Cette exhortation coranique ne fait que prolonger la Bible : « Honore ton père et ta mère afin que tes jours se prolongent dans le pays que l’Éternel, ton Dieu, te donne. » (Exode 20, 12). Dans les hadiths, le Prophète Muhammad revient à de nombreuses reprises sur la gratitude en particulier envers la mère. Dans l’un de ces récits prophétiques, un homme se présenta à lui et lui demanda :

« Envoyé de Dieu, quelle est la personne qui a le plus de droit à ma bienveillante compagnie ? Le Prophète répondit : « Ta mère. » Et ensuite ? » demanda l’homme. « Ta mère », répondit à nouveau le Prophète, « Et ensuite ? » – Ta mère » répondit le Prophète une troisième fois. « Et ensuite ? » Ensuite ton père », conclut le Prophète, sur lui la Grâce et la Paix. » (Imâm al Nawawî, Les jardins de la piété, vol. I, p. 258)

Le philosophe Abdennour Bidar parle d’aider à transmettre un « sens de la dette » (Quelles valeurs partager et transmettre aujourd’hui ?, Paris, Albin Michel, 2016). L’exemple des parents est particulièrement éclairant, puisque ce sont les premières personnes dans une vie qui nous aident à nous en sortir et donnent de leur temps pour leurs enfants. Mais attention, il ne s’agit pas là de tomber dans une gratitude qui serait synonyme de culpabilisation permanente, comme si nous ne méritions pas l’aide qui nous est donnée ; de même qu’il ne s’agit pas non plus d’idéaliser et de sacraliser la personne qui nous aide au point d’en faire un modèle intouchable et ainsi une idole. Le verset 15 dans la sourate de Luqmân nous alerte des excès, l’obéissance aux parents se limite tant que ceux-ci ne sont pas indignes et poussent leurs enfants à commettre des injustices et du mal. Mais, malgré ces divergences qui peuvent exister entre les parents et leurs enfants, Dieu nous exhorte à avoir un comportement convenable avec les parents même dans le conflit : l’affection et le bel agir doivent rester la règle des relations filiales malgré la mésentente.

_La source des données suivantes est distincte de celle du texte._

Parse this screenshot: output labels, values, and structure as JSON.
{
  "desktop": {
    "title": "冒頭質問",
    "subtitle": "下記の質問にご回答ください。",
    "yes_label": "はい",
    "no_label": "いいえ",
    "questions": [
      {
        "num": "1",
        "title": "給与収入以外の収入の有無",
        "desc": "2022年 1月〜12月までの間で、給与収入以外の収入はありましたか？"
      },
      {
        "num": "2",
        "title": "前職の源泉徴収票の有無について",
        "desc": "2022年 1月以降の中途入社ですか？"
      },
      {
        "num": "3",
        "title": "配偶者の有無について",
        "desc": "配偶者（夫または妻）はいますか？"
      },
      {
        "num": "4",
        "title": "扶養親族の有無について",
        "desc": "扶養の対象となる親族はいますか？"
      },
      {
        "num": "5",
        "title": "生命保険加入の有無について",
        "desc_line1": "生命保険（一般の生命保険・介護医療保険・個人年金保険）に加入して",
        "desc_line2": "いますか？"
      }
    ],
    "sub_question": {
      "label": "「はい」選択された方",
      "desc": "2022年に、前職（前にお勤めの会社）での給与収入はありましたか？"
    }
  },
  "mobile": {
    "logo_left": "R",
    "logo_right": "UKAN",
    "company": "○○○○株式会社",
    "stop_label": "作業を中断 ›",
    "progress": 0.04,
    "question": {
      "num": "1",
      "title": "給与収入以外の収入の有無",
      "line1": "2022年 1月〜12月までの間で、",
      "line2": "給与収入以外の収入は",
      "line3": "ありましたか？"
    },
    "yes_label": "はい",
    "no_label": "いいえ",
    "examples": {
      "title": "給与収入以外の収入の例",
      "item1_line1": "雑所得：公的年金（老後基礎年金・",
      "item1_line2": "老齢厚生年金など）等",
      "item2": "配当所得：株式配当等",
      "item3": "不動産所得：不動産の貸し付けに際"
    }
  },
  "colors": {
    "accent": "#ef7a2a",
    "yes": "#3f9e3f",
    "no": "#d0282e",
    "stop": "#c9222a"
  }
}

Il y a un sens littéral bien sûr à cette exhortation, honorer sa mère en raison de ses sacrifices, parce qu’elle nous a portée dans son ventre et allaités. Mais la mère est aussi un symbole pour la vie spirituelle : elle représente la matrice, al-Rahman, l’utérus matriciel dans lequel nous avons grandi. La leçon à retenir à cela est que nous avons tous besoin d’un environnement et d’un écosystème social pour nous développer. Cultiver la gratitude nous fait prendre conscience de cette réalité : l’être humain n’est rien sans les autres. C’est pourquoi cette période de confinement où nous pouvons nous sentir très seuls ou en conflit avec les membres de notre famille est une grande épreuve pour nous, car nous sommes justement des êtres sociaux en quête de lien. Lorsque nous naissons, nous ne pouvons pas nous débrouiller seuls sans les adultes. Tout au long de la vie, nous avons besoin des autres, de notre famille, de nos amis et de la société pour nous développer. Seul Dieu est autosuffisant, nous ne sommes pas autosuffisants ! La gratitude est donc plus que nécessaire dans nos vies.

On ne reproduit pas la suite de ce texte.